How to Attract Butterflies to Your Garden and Yard

No matter how cynical you are, you will be thrilled to see butterflies in your garden or backyard. Not only are these colorful insects beautiful, they pollinate plants, attract birds, inspire Mariah Kay , and provide us with a hackneyed metaphor for transformation .

To attract butterflies to your yard, you must ask yourself what the butterflies want . Ask yourself: “Why does the butterfly want to hang around my yard and not the neighbor’s?” Simple answer: butterflies are looking for a soft spot to raise their butterfly colonies. They need a quiet place to lay their eggs, food plants for their larvae, branches on which their pupae can hang, sources of nectar, places to hide and somewhere to relax.

For flowers that attract butterflies, think “stay local”.

Butterflies and flowers go together like Starsky and Hutch. They drink nectar from tons of different flowers, but not all flowers are the same. To increase your garden’s chances of having an abundance of butterflies, native flower species are your best bet. After all, local butterflies and native flowers have evolved together. Visit the Lady Bird Johnson Wildflower Center website for a state-by-state flower guide that will give you ideas on what to plant.

According to the National Wildlife Federation , adult butterflies are most attracted to the sweet nectar of “red, yellow, orange, pink, and purple flowers with flat tops or clusters and short flower tubes.” For more details, check out this excellent list of butterfly nectar plants .

The place where you plant flowers is also important. Butterflies usually only feed in full sun (which is amazing), so for optimal butterfly attraction, make sure your flowers get plenty of light from mid-morning to mid-afternoon.

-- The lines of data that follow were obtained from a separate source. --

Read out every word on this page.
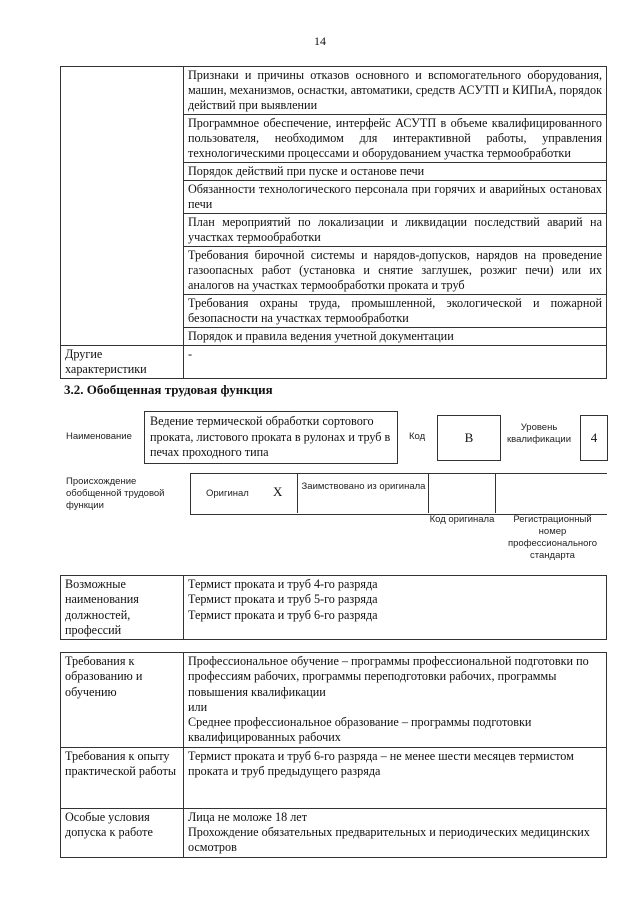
14
	Признаки и причины отказов основного и вспомогательного оборудования, машин, механизмов, оснастки, автоматики, средств АСУТП и КИПиА, порядок действий при выявлении
	Программное обеспечение, интерфейс АСУТП в объеме квалифицированного пользователя, необходимом для интерактивной работы, управления технологическими процессами и оборудованием участка термообработки
	Порядок действий при пуске и останове печи
	Обязанности технологического персонала при горячих и аварийных остановах печи
	План мероприятий по локализации и ликвидации последствий аварий на участках термообработки
	Требования бирочной системы и нарядов-допусков, нарядов на проведение газоопасных работ (установка и снятие заглушек, розжиг печи) или их аналогов на участках термообработки проката и труб
	Требования охраны труда, промышленной, экологической и пожарной безопасности на участках термообработки
	Порядок и правила ведения учетной документации
Другие характеристики	-
3.2. Обобщенная трудовая функция
Наименование
Ведение термической обработки сортового проката, листового проката в рулонах и труб в печах проходного типа
Код	B
Уровень квалификации	4
Происхождение обобщенной трудовой функции
Оригинал X Заимствовано из оригинала
Код оригинала	Регистрационный номер профессионального стандарта
Возможные наименования должностей, профессий	
Термист проката и труб 4-го разряда
Термист проката и труб 5-го разряда
Термист проката и труб 6-го разряда
Требования к образованию и обучению	Профессиональное обучение – программы профессиональной подготовки по профессиям рабочих, программы переподготовки рабочих, программы повышения квалификации
или
Среднее профессиональное образование – программы подготовки квалифицированных рабочих

Требования к опыту практической работы	Термист проката и труб 6-го разряда – не менее шести месяцев термистом проката и труб предыдущего разряда
Особые условия допуска к работе	Лица не моложе 18 лет
Прохождение обязательных предварительных и периодических медицинских осмотров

Find out where they will want to lay their eggs

Butterflies can drink nectar from a ton of different flowers, but they are much more picky about where they lay their eggs. For example, monarch butterflies only lay eggs on euphorbia, and black swallowtails only lay eggs on rue plants. There are about 750 species of butterflies in the United States, so it’s best to do a little research on the native “flies.” Find out where they want to lay their eggs and plant them. Many states have official butterflies. This list is a good place to start.

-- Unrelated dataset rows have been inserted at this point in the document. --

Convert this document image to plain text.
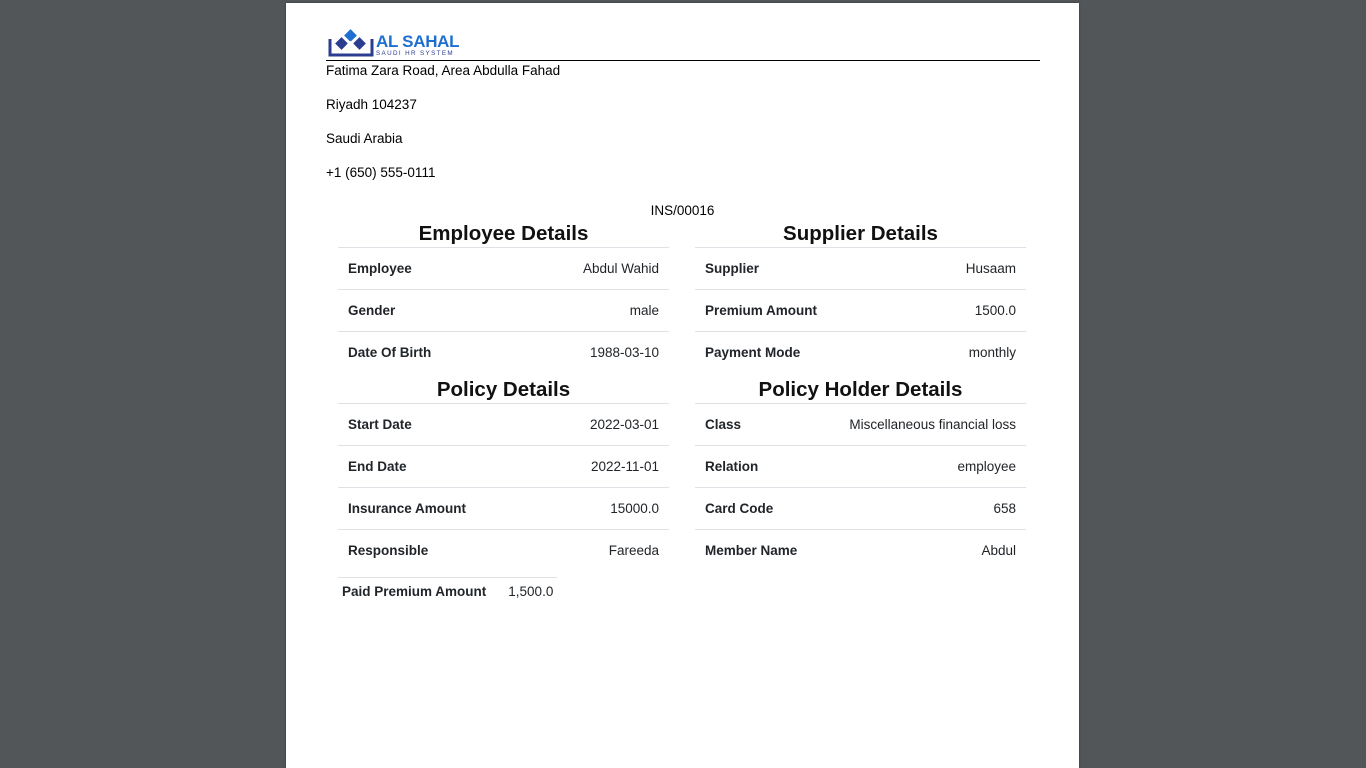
AL SAHAL
SAUDI HR SYSTEM
Fatima Zara Road, Area Abdulla Fahad
Riyadh 104237
Saudi Arabia
+1 (650) 555-0111
INS/00016
Employee Details
Employee	Abdul Wahid
Gender	male
Date Of Birth	1988-03-10
Supplier Details
Supplier	Husaam
Premium Amount	1500.0
Payment Mode	monthly
Policy Details
Start Date	2022-03-01
End Date	2022-11-01
Insurance Amount	15000.0
Responsible	Fareeda
Policy Holder Details
Class	Miscellaneous financial loss
Relation	employee
Card Code	658
Member Name	Abdul
Paid Premium Amount 1,500.0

Also, remember: you can’t have butterflies without caterpillars. A garden full of plants eaten by native caterpillars is the best choice, but each caterpillar species eats only a small variety of plants. There are 180,000 species of caterpillars, give or take, so you’ll have to research what species live around you.

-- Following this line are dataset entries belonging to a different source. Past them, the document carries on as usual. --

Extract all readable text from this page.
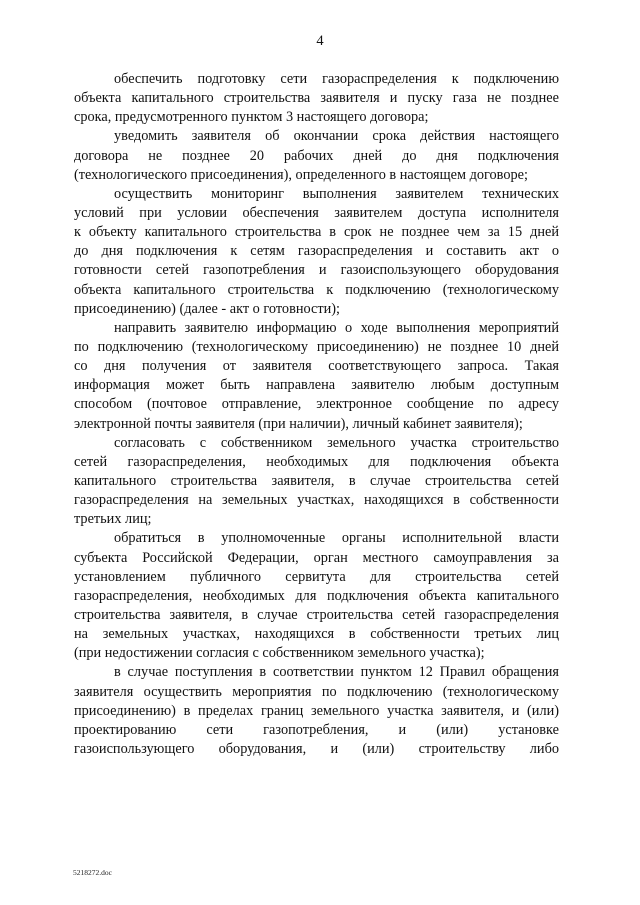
4
обеспечить подготовку сети газораспределения к подключению
объекта капитального строительства заявителя и пуску газа не позднее
срока, предусмотренного пунктом 3 настоящего договора;
уведомить заявителя об окончании срока действия настоящего
договора не позднее 20 рабочих дней до дня подключения
(технологического присоединения), определенного в настоящем договоре;
осуществить мониторинг выполнения заявителем технических
условий при условии обеспечения заявителем доступа исполнителя
к объекту капитального строительства в срок не позднее чем за 15 дней
до дня подключения к сетям газораспределения и составить акт о
готовности сетей газопотребления и газоиспользующего оборудования
объекта капитального строительства к подключению (технологическому
присоединению) (далее - акт о готовности);
направить заявителю информацию о ходе выполнения мероприятий
по подключению (технологическому присоединению) не позднее 10 дней
со дня получения от заявителя соответствующего запроса. Такая
информация может быть направлена заявителю любым доступным
способом (почтовое отправление, электронное сообщение по адресу
электронной почты заявителя (при наличии), личный кабинет заявителя);
согласовать с собственником земельного участка строительство
сетей газораспределения, необходимых для подключения объекта
капитального строительства заявителя, в случае строительства сетей
газораспределения на земельных участках, находящихся в собственности
третьих лиц;
обратиться в уполномоченные органы исполнительной власти
субъекта Российской Федерации, орган местного самоуправления за
установлением публичного сервитута для строительства сетей
газораспределения, необходимых для подключения объекта капитального
строительства заявителя, в случае строительства сетей газораспределения
на земельных участках, находящихся в собственности третьих лиц
(при недостижении согласия с собственником земельного участка);
в случае поступления в соответствии пунктом 12 Правил обращения
заявителя осуществить мероприятия по подключению (технологическому
присоединению) в пределах границ земельного участка заявителя, и (или)
проектированию сети газопотребления, и (или) установке
газоиспользующего оборудования, и (или) строительству либо
5218272.doc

Think about their safety and how they will spend their free time.

Your new butterfly friends will need a place to hide from predators. While there are butterfly habitats you can buy, they are likely to be more likely to spend time in natural places such as hollow logs, tree branches, or stacked firewood. They love small nooks and crannies to avoid birds, lizards and snakes that might eat them.

Life does not consist only of drinking nectar and changing from one form to another; in their free time, butterflies love to sunbathe and splash in shallow puddles. (Butterflies are so damn cute.)

Install flat rocks in the sunny part of your yard so they can dry their wings and get some sun. Some butterfly lovers report not having much luck with basking rocks, but that doesn’t hurt.

Butterflies also like to “dig in puddles”, digging into wet sand or mud where they can drink and extract minerals from the water. Submerge a few pots filled with a little water and coarse sand into the soil to give them a hole for watering. Keep the sand wet, but don’t add too much water. You don’t make a lake, you make a mud puddle.

Feed them rotten fruit

Some species of butterflies (red-spotted lilac, question mark, mourning cloak, green comma, malachite, red admiral, skeleton and tawny emperors, and viceroy, according to joyfulbutterfly.com ) like to get nectar from rotten fruit. For this reason, you may have noticed butterflies loitering around your compost. If you want to attract these butterflies, you can place a few overripe peaches in a plant hanger and hang it from a branch, or simply place it on a plate on the deck railing. Just be aware that this will likely attract wasps, ants, flies, and other pests.

put off the poison

If you want butterflies, you’ll have to give up insecticides. These poisons cannot distinguish pests from butterflies.